Mutlak monarşiyle yönetilen Suudi Arabistan’ın, vatandaşı Şii âlim Nemr Bakır el Nemr’i infaz ederek yarattığı gerilimin sebeb-i hikmetini pazartesi aktarmıştık. Suud’un ayrıca uluslararası duruşuna da bakmalı. Zira Türkiye’yi yöneten siyasi aklın talihsiz biçimde bölgede “baş müttefik” bellediği bu ülkenin gidişatı hayra değil. Dolayısıyla bizim ahval-i şeraiti de ilgilendiriyor.
***
Suud, 2 Ocak’taki infazın ardından Tahran’daki elçiliğinin
saldırıya uğramasına misilleme olarak İran’la ilişkilerini kopardı.

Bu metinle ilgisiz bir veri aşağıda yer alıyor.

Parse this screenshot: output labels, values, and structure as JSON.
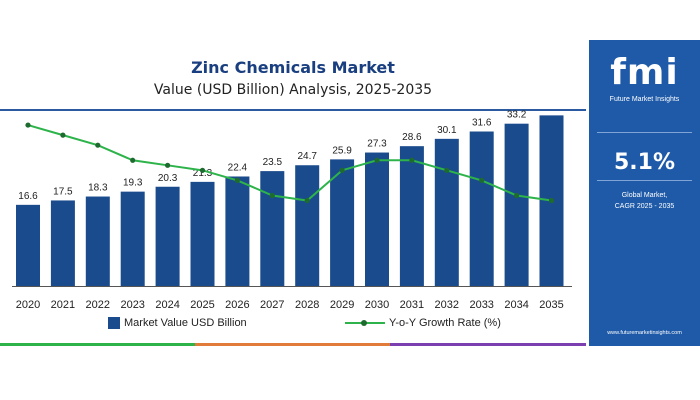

Tansiyon yüksek, kıyamet retoriği hâkim. Ancak Batı ile zorlu bir
nükleer anlaşmayı kotarmış ve yaptırımlardan kurtulmanın
eşiğindeyken İran’ın Suud’un bu açık mezhepçi tuzağına düşmesini
beklememeli. Muhtemelen Suriye, Irak, Bahreyn ve Yemen’deki vekâlet
savaş körüklenir. Uluslararası planda rasyonel duruşuyla puan
toplamış İran, infaz sonrası Suud elçiliğini koruyamayarak
şimşekleri çekse de, 40 kadar tutuklama, soruşturma ve BM’ye
yazılan mektupla durumu toparlayacaktır. Suud’un gidişatı için aynı
şeyi söylemek mümkün değil.
İrrasyonel hırsların güdülediği politikalar bir ülkeyi olsa olsa
uluslararası tecride sürekleyebilir. Suudi de son 10 senede Mısır,
Irak, Suriye gibi başat Arap ülkelerinin zayıflamalarıyla
edindiği “öncülüğü” ideolojik çıkmazları yüzünden
yitirmekte. Kendi varlığına tehdit gördüğü ama kraliyet üyeleri ve
özel şahıslar aracılığıyla fonlayarak maşa olarak kullandığı
cihatçı Selefilik, dış politika hedeflerine ulaşmasına yetmiyor.
Petrol zenginliği ve ballı silah pazarı olsa da yaydıkları
Vahhabi/Selefi ideoloji ile dünyayı irrite ediyorlar.